J. Bug J. Bug - 10 months ago 42
Linux Question

Calling Matlab on a linux based Cluster: matlab sessions stops before m file is completly executed

i'm running a bash script that submits some pbs Jobs on a Linux based Cluster multiple times. each Submission calls Matlab, reads some data, performs calculations, and writes the results back to my Directory.

This process works fine without one exception. For some calculations the m-file starts, loads everything, than performs the calculation, but while printing the results to the stdout the Job terminates.

the log file of pbs Shows no error Messages, matlab Shows no error Messages.
the code runs perfectly on my Computer. I am out of ideas.

if anyone would have an idea what i could do, i would appreciate it.

thanks in advance

is there a possibility to force matlab to reach the end of file? may that help?

edit @18:00:
as requested in the comment below by HBHB here is the comment that Shows how matlab is called by an external *.sh file

#PBS -l nodes=1:ppn=2
#PBS -l pmem=1gb
#PBS -l mem=1gb
#PBS -l walltime=00:05:00
module load MATLAB/R2015b

matlab -nosplash -nodisplay -nojvm -r "addpath('./data/calc');myFunc("$a","$b"),quit()"

Where $a and $b Comes from a Loop within the caller bash file and ./data/calc Points to the Directory where myFunction is located

edit @18:34: if i perform the calculation manually than everything runs fine. so the given data is fine and seems to narrow down to pbs?

edit @21:27 i put an until Loop around the matlab call that checks if matlab Returns the desired data. if not, it should restart matlab again after some delay. but still. matlab stops after finished calulation while printing the result(some matrices) and even the Job finishes. the checking part of the restart will never be reached.

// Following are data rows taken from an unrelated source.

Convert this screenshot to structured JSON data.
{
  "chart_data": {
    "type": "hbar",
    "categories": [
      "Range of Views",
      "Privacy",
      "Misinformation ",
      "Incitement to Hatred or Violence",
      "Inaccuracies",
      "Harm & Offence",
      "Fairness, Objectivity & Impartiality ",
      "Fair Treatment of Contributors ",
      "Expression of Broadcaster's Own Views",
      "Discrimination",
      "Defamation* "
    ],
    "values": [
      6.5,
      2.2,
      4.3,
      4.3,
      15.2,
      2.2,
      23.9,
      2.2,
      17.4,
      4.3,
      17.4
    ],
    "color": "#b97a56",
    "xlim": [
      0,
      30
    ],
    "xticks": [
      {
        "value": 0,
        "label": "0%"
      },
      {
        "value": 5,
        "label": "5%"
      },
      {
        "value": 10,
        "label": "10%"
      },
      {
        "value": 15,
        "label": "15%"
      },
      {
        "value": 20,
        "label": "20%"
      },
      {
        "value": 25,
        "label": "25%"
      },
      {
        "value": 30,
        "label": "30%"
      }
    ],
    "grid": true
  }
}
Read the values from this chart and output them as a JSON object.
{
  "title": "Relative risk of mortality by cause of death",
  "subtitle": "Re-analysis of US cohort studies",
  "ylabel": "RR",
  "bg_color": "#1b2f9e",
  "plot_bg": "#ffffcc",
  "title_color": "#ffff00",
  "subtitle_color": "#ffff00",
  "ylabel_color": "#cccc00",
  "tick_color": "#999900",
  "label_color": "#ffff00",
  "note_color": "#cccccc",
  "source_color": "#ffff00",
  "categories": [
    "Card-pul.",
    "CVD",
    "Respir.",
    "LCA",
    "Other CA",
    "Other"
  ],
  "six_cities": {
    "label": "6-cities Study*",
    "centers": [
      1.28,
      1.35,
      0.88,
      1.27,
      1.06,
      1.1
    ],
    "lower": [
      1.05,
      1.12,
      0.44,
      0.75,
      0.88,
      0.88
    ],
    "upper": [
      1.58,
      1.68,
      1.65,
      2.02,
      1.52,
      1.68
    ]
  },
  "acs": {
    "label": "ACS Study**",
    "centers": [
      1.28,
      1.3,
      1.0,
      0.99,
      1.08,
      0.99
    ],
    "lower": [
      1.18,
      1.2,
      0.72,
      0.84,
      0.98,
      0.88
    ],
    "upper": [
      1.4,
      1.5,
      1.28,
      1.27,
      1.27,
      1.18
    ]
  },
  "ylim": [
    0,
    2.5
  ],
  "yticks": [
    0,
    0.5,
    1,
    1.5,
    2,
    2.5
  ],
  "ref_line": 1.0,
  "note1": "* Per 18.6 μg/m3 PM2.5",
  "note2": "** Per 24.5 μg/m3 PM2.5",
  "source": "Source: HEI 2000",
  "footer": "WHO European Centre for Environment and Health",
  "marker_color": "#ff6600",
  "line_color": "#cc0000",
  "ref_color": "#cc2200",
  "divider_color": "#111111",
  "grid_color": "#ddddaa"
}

what i don't understand. the Job stays in the Queue, like i planned it with the small delay. so the sleep$w will be executed? but if I check the error files, it just shows me the frozen matlab in its first round, recognizable by i. here is that part of code. maybe you can help me

#w=w wait
until [[ -e ./temp/$b/As$a && -e ./temp/$b/Bs$a && -e ./temp/$b/Cs$a && -e ./temp/$b/lamb$a ]]
echo $i
matlab -nosplash -nodisplay -nojvm -r "addpath('./data/calc');myFunc("$a","$b"),quit()"
sleep $w

Answer Source

You are most likely choking your matlab process with limited memory. Your PBS file:

#PBS -l nodes=1:ppn=2 
#PBS -l pmem=1gb 
#PBS -l mem=1gb 
#PBS -l walltime=00:05:00

You are setting your physical memory to 1gb. Matlab without any files runs around 900MB of virtual memory. Try:

#PBS -l nodes=1:ppn=1
#PBS -l pvmem=5gb
#PBS -l walltime=00:05:00

Additionally, this is something you should contact your local system administrator for. Without system logs, I can't tell you for sure why your job is cutting short (but my guess is resource limits). As an SA of an HPC center, I can tell you that they would be able to tell you in about 5 minutes why your job is not working correctly. Additionally, different HPC centers utilize different PBS configurations. So mem might not even be recognized; this is something your local adminstrators can help you with much better then StackOverflow.